Making his return on the international stage after a battle with cancer kept him largely out of the spotlight for months, Chavez said the admission would help his country, which boasts the world's largest proven oil reserves, diversify its economy.

"Mercosur is without doubt the biggest engine to preserve our independence and speed up our total development," the 58-year-old leftist firebrand said.

"We want very much to move away from the oil model and to boost Venezuela's agricultural development, its industrial development" in addition to tourism, he noted.

"We have more than 30 million hectares (75 million acres) available for farming development," the Venezuelan leader said, also highlighting his country's mineral wealth, including deposits of iron ore and bauxite.

Venezuela meanwhile signed a deal here to buy 20 commercial planes from Brazilian planemaker Embraer worth $900 million.

Chavez and Rousseff attended the signing of the accord which calls for delivery of the first six E-190 aircraft worth $270 million by the end of the year. The planes can carry between 98 and 114 passengers.

The Venezelan leader, who was diagnosed with cancer in June 2011, said earlier this month that, after a long series of treatments and two operations in 2011 and 2012, he was "healed."

Analysts say Chavez, who is seeking re-election in an October 7 election, will seek to capitalize on his country's Mercosur admission.

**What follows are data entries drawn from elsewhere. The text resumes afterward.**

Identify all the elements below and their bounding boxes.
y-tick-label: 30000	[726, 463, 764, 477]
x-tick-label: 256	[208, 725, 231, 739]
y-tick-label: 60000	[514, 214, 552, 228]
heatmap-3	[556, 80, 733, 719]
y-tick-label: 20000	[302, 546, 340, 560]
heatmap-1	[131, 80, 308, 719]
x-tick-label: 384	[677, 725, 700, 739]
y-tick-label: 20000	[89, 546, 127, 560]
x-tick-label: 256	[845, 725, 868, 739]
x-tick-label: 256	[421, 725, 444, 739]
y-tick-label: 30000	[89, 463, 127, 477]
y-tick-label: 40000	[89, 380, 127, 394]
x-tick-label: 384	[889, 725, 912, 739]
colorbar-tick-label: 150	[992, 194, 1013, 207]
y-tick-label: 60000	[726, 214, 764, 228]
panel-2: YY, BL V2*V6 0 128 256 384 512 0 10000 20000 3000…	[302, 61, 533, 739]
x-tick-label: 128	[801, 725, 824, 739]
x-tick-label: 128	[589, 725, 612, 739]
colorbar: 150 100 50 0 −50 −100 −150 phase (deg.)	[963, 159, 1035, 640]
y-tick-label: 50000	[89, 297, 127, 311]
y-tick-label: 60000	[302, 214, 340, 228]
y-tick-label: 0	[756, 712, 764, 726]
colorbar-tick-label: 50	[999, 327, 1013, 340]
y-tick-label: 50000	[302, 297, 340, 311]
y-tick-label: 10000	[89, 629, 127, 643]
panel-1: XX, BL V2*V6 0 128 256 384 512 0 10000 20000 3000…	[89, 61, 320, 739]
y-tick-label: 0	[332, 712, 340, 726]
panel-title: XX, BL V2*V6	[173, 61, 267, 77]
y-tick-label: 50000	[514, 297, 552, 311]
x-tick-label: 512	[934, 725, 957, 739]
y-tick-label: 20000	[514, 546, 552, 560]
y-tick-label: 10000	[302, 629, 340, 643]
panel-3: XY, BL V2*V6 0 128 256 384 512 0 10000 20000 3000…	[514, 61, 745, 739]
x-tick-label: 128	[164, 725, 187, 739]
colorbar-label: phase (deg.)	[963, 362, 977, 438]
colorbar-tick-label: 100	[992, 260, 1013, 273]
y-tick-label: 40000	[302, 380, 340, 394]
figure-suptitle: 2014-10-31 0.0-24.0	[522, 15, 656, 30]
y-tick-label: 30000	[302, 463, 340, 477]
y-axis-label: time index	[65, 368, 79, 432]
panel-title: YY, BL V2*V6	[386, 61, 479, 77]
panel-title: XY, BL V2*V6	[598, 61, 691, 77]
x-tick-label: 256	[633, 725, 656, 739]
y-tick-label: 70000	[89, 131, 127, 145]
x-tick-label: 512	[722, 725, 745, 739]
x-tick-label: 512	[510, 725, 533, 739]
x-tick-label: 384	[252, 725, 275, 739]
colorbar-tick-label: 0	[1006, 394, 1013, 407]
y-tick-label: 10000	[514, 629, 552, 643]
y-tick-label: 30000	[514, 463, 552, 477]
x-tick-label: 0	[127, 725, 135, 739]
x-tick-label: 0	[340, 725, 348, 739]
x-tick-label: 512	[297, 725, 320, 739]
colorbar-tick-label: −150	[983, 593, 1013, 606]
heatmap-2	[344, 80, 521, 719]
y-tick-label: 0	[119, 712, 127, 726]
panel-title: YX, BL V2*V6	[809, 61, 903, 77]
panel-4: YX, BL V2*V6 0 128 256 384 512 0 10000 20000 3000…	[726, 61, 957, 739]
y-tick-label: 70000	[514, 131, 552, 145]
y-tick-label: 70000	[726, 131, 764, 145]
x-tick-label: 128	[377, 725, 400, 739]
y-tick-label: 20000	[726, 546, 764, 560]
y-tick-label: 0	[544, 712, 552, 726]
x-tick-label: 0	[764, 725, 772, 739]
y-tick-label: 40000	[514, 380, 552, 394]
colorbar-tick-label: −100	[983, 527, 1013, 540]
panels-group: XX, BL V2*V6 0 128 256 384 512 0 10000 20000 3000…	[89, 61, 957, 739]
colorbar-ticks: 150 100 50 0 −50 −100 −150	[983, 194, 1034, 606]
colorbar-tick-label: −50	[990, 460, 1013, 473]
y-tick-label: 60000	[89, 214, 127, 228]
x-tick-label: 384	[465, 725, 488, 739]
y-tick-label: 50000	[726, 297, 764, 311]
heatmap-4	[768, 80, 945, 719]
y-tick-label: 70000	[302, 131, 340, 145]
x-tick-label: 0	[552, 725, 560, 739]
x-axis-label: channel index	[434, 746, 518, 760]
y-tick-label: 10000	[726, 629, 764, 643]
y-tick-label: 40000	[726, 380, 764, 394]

His election rival, Henrique Capriles, welcomed Venezuela's Mercosur admission but said this would not translate "into jobs for Venezuelans, nor would it mean a better life for them."

"Today we are a country that imports virtually everything, which means that those who benefit from Venezuela's entry into other markets are workers of other countries," the opposition leader said during a campaign event in the northern Venezuelan state of Yaracuy.

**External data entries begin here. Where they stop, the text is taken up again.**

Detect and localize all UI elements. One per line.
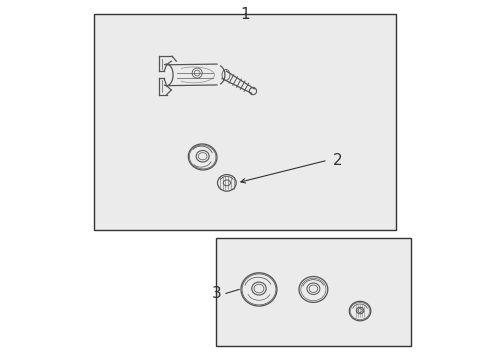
Bar <box>94 14 396 230</box>
Text: 2: 2 <box>333 153 343 168</box>
Bar <box>216 238 411 346</box>
Text: 3: 3 <box>212 286 221 301</box>
Text: 1: 1 <box>240 7 250 22</box>
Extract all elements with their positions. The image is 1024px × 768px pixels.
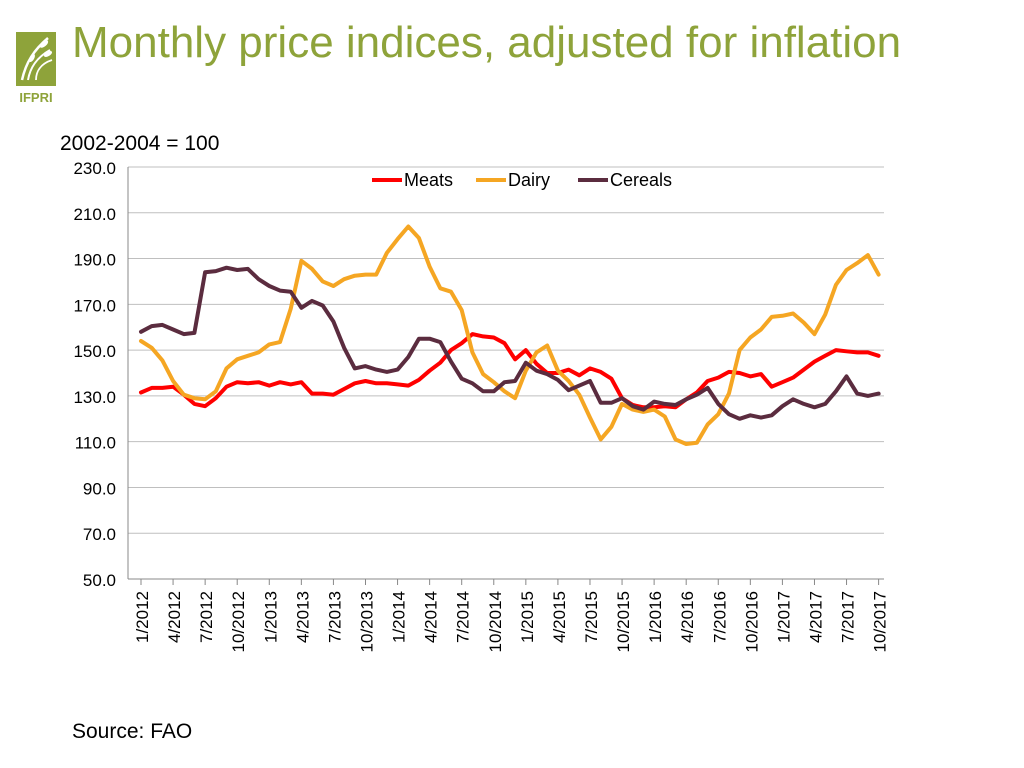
y-tick-label: 170.0 bbox=[73, 296, 116, 315]
x-tick-label: 1/2015 bbox=[518, 591, 537, 643]
x-tick-label: 4/2012 bbox=[165, 591, 184, 643]
x-tick-label: 10/2015 bbox=[614, 591, 633, 652]
x-tick-label: 7/2016 bbox=[710, 591, 729, 643]
x-tick-label: 1/2012 bbox=[133, 591, 152, 643]
x-tick-label: 7/2015 bbox=[582, 591, 601, 643]
y-tick-label: 130.0 bbox=[73, 388, 116, 407]
y-tick-label: 190.0 bbox=[73, 251, 116, 270]
x-tick-label: 10/2016 bbox=[742, 591, 761, 652]
legend-label-cereals: Cereals bbox=[610, 170, 672, 190]
x-tick-label: 4/2016 bbox=[678, 591, 697, 643]
y-tick-label: 230.0 bbox=[73, 159, 116, 178]
legend-label-meats: Meats bbox=[404, 170, 453, 190]
y-tick-label: 70.0 bbox=[83, 525, 116, 544]
y-tick-label: 90.0 bbox=[83, 479, 116, 498]
x-tick-label: 10/2013 bbox=[357, 591, 376, 652]
x-tick-label: 4/2014 bbox=[422, 591, 441, 643]
chart-subtitle: 2002-2004 = 100 bbox=[60, 132, 220, 155]
x-tick-label: 1/2013 bbox=[261, 591, 280, 643]
x-tick-label: 1/2016 bbox=[646, 591, 665, 643]
x-tick-label: 4/2015 bbox=[550, 591, 569, 643]
x-tick-label: 4/2013 bbox=[293, 591, 312, 643]
x-tick-label: 10/2017 bbox=[871, 591, 890, 652]
y-tick-label: 50.0 bbox=[83, 571, 116, 590]
series-line-dairy bbox=[139, 224, 881, 446]
source-note: Source: FAO bbox=[72, 720, 193, 743]
x-tick-label: 1/2017 bbox=[774, 591, 793, 643]
x-tick-label: 7/2012 bbox=[197, 591, 216, 643]
x-tick-label: 1/2014 bbox=[390, 591, 409, 643]
series-line-meats bbox=[139, 332, 881, 410]
x-tick-label: 7/2014 bbox=[454, 591, 473, 643]
ifpri-logo: IFPRI bbox=[16, 32, 56, 105]
logo-text: IFPRI bbox=[19, 90, 52, 105]
x-tick-label: 10/2014 bbox=[486, 591, 505, 652]
y-tick-label: 150.0 bbox=[73, 342, 116, 361]
y-tick-label: 110.0 bbox=[75, 434, 116, 453]
y-tick-label: 210.0 bbox=[73, 205, 116, 224]
x-tick-label: 10/2012 bbox=[229, 591, 248, 652]
x-tick-label: 4/2017 bbox=[806, 591, 825, 643]
x-tick-label: 7/2017 bbox=[839, 591, 858, 643]
series-line-cereals bbox=[139, 265, 881, 421]
legend-label-dairy: Dairy bbox=[508, 170, 550, 190]
x-tick-label: 7/2013 bbox=[325, 591, 344, 643]
page-title: Monthly price indices, adjusted for infl… bbox=[72, 18, 902, 67]
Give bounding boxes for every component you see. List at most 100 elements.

Venezuela's membership in the customs union had been blocked since 2006 by conservative Paraguayan lawmakers who viewed Chavez as anti-democratic.

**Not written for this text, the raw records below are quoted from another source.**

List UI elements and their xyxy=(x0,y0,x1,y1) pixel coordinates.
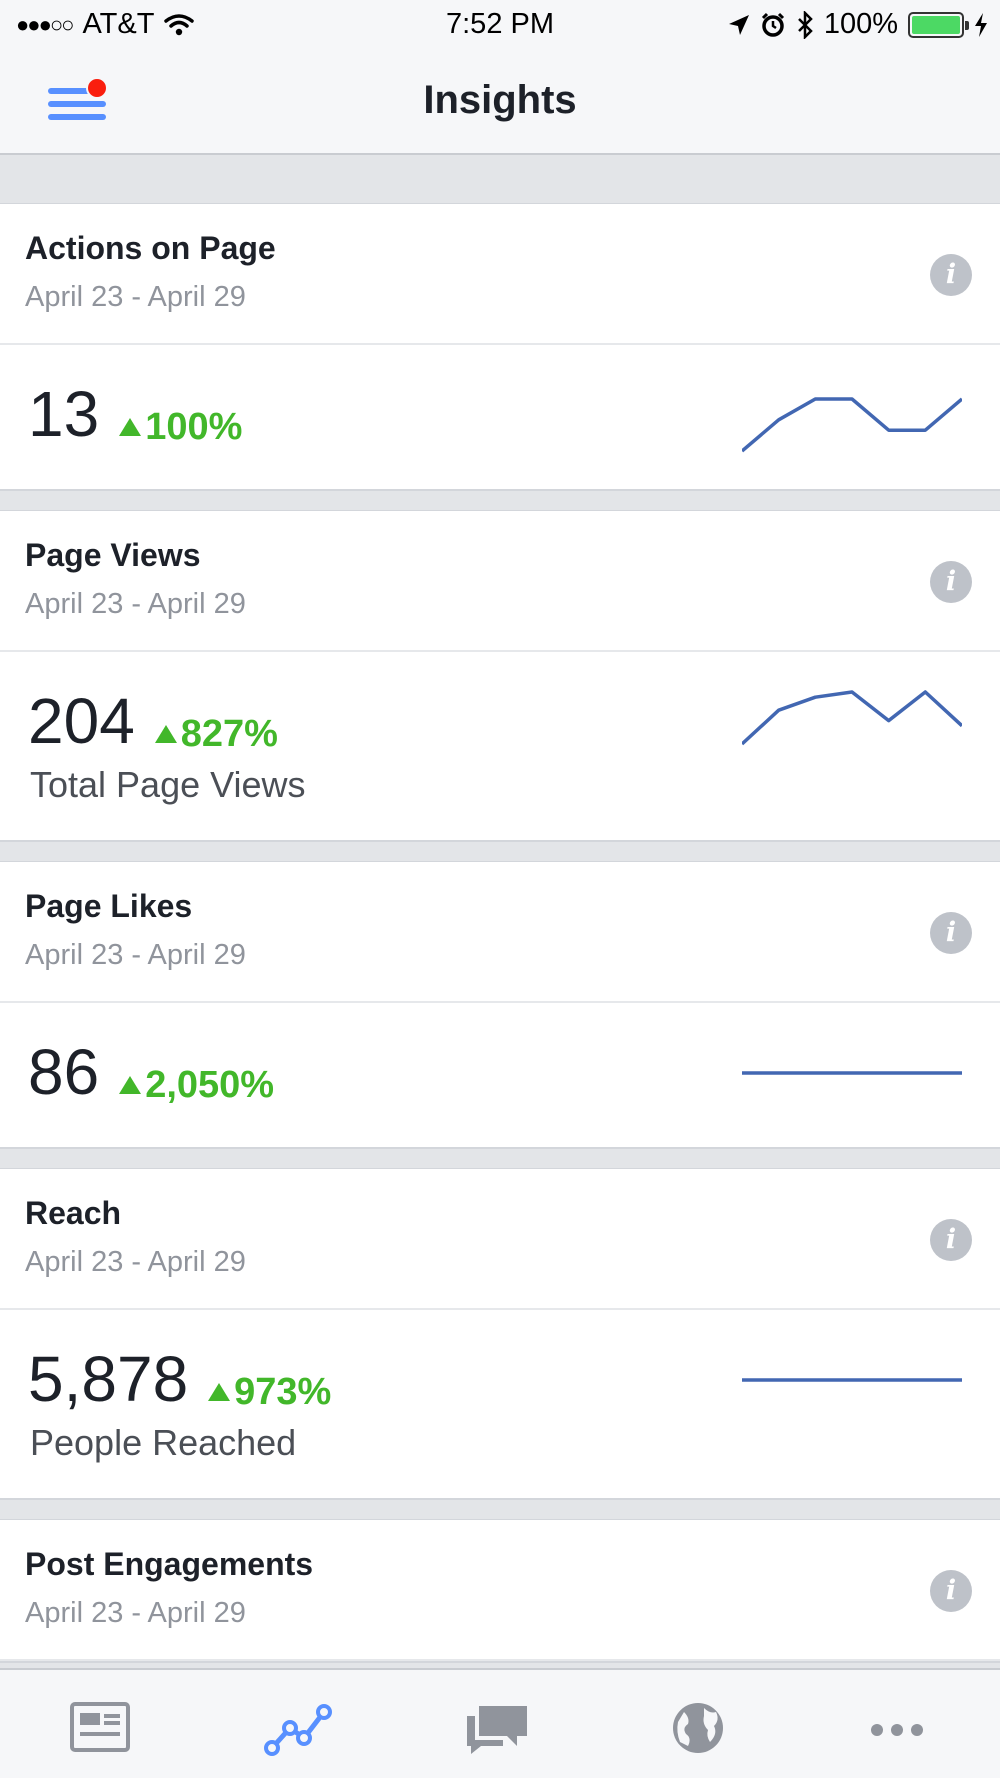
card-date-range: April 23 - April 29 xyxy=(25,281,246,313)
insights-icon xyxy=(264,1704,332,1756)
card-header: Page Likes April 23 - April 29 i xyxy=(0,862,1000,1003)
charging-bolt-icon xyxy=(975,12,987,37)
menu-button[interactable] xyxy=(48,77,108,126)
card-title: Reach xyxy=(25,1195,122,1231)
change-percent: 827% xyxy=(180,712,278,755)
bluetooth-icon xyxy=(797,10,813,39)
card-header: Actions on Page April 23 - April 29 i xyxy=(0,204,1000,345)
globe-icon xyxy=(673,1703,723,1753)
status-right: 100% xyxy=(728,8,988,41)
card-date-range: April 23 - April 29 xyxy=(25,1597,246,1629)
more-icon xyxy=(871,1724,923,1736)
insight-card-page-views[interactable]: Page Views April 23 - April 29 i 204 827… xyxy=(0,510,1000,842)
carrier-label: AT&T xyxy=(82,8,155,40)
card-date-range: April 23 - April 29 xyxy=(25,939,246,971)
change-indicator: 100% xyxy=(119,406,242,449)
card-date-range: April 23 - April 29 xyxy=(25,588,246,620)
card-header: Reach April 23 - April 29 i xyxy=(0,1169,1000,1310)
sparkline-line xyxy=(742,397,962,453)
sparkline-line xyxy=(742,690,962,746)
tab-insights[interactable] xyxy=(258,1698,338,1758)
tab-more[interactable] xyxy=(857,1698,937,1758)
change-indicator: 827% xyxy=(154,712,278,756)
metric-value: 13 xyxy=(28,378,100,450)
status-left: ●●●○○ AT&T xyxy=(16,8,195,41)
signal-strength-icon: ●●●○○ xyxy=(16,11,74,37)
insights-list: Actions on Page April 23 - April 29 i 13… xyxy=(0,203,1000,1682)
insight-card-reach[interactable]: Reach April 23 - April 29 i 5,878 973% P… xyxy=(0,1168,1000,1500)
card-title: Post Engagements xyxy=(25,1546,314,1582)
insight-card-page-likes[interactable]: Page Likes April 23 - April 29 i 86 2,05… xyxy=(0,861,1000,1149)
metric-row: 204 827% xyxy=(28,684,278,758)
metric-row: 86 2,050% xyxy=(28,1035,274,1109)
messages-icon xyxy=(467,1706,527,1754)
info-icon[interactable]: i xyxy=(930,254,972,296)
card-body: 13 100% xyxy=(0,345,1000,489)
metric-value: 5,878 xyxy=(28,1343,189,1415)
tab-bar xyxy=(0,1668,1000,1778)
info-icon[interactable]: i xyxy=(930,912,972,954)
battery-icon xyxy=(908,11,969,38)
tab-globe[interactable] xyxy=(658,1698,738,1758)
change-indicator: 973% xyxy=(208,1371,331,1414)
metric-subtitle: People Reached xyxy=(30,1422,297,1463)
news-feed-icon xyxy=(70,1702,130,1752)
card-header: Page Views April 23 - April 29 i xyxy=(0,511,1000,652)
hamburger-icon xyxy=(48,88,106,94)
change-percent: 2,050% xyxy=(145,1063,275,1106)
battery-fill xyxy=(912,15,960,34)
card-title: Page Likes xyxy=(25,888,193,924)
change-indicator: 2,050% xyxy=(119,1064,274,1107)
status-bar: ●●●○○ AT&T 7:52 PM 100% xyxy=(0,0,1000,50)
sparkline-chart xyxy=(742,690,962,746)
tab-messages[interactable] xyxy=(457,1698,537,1758)
insight-card-post-engagements[interactable]: Post Engagements April 23 - April 29 i xyxy=(0,1519,1000,1663)
up-arrow-icon xyxy=(154,725,177,743)
card-title: Page Views xyxy=(25,537,201,573)
sparkline-chart xyxy=(742,1378,962,1382)
info-icon[interactable]: i xyxy=(930,1570,972,1612)
change-percent: 100% xyxy=(145,405,243,448)
battery-percent: 100% xyxy=(823,8,898,40)
hamburger-line xyxy=(48,101,106,107)
location-arrow-icon xyxy=(728,14,749,35)
card-date-range: April 23 - April 29 xyxy=(25,1246,246,1278)
metric-value: 204 xyxy=(28,685,135,757)
status-time: 7:52 PM xyxy=(446,8,554,40)
card-body: 204 827% Total Page Views xyxy=(0,652,1000,840)
metric-value: 86 xyxy=(28,1036,100,1108)
card-title: Actions on Page xyxy=(25,230,276,266)
sparkline-chart xyxy=(742,1071,962,1075)
card-body: 5,878 973% People Reached xyxy=(0,1310,1000,1498)
hamburger-line xyxy=(48,114,106,120)
notification-dot xyxy=(86,77,108,99)
metric-subtitle: Total Page Views xyxy=(30,764,306,805)
navigation-bar: Insights xyxy=(0,50,1000,155)
sparkline-chart xyxy=(742,397,962,453)
card-body: 86 2,050% xyxy=(0,1003,1000,1147)
up-arrow-icon xyxy=(119,418,142,436)
battery-cap xyxy=(965,20,969,30)
up-arrow-icon xyxy=(208,1383,231,1401)
insight-card-actions-on-page[interactable]: Actions on Page April 23 - April 29 i 13… xyxy=(0,203,1000,491)
info-icon[interactable]: i xyxy=(930,561,972,603)
alarm-clock-icon xyxy=(761,12,784,37)
card-header: Post Engagements April 23 - April 29 i xyxy=(0,1520,1000,1661)
change-percent: 973% xyxy=(234,1370,332,1413)
up-arrow-icon xyxy=(119,1076,142,1094)
metric-row: 13 100% xyxy=(28,377,242,451)
info-icon[interactable]: i xyxy=(930,1219,972,1261)
metric-row: 5,878 973% xyxy=(28,1342,331,1416)
page-title: Insights xyxy=(423,78,577,122)
wifi-icon xyxy=(164,13,195,35)
tab-news-feed[interactable] xyxy=(60,1698,140,1758)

It was made possible by the suspension of Paraguay after its president Fernando Lugo was abruptly ousted on charges of malfeasance linked to a deadly land dispute.

The ouster was widely criticized by other Latin American leaders, who argue the president did not have time to mount a proper defense.

Lugo's successor Federico Franco was barred from participating in a Mercosur summit in the Argentine city of Mendoza last month and Asuncion was temporarily suspended from the bloc pending new elections expected next April.

Tuesday Franco said he was sending the official text of Venezuela's Mercosur admission to the Paraguayan Congress for a decision on ratification,

The Paraguayan legislators have so far refused to ratify the admission, arguing that the Chavez government violated Mercosur's democratic clauses by shutting down private newspapers as well as television and radio stations.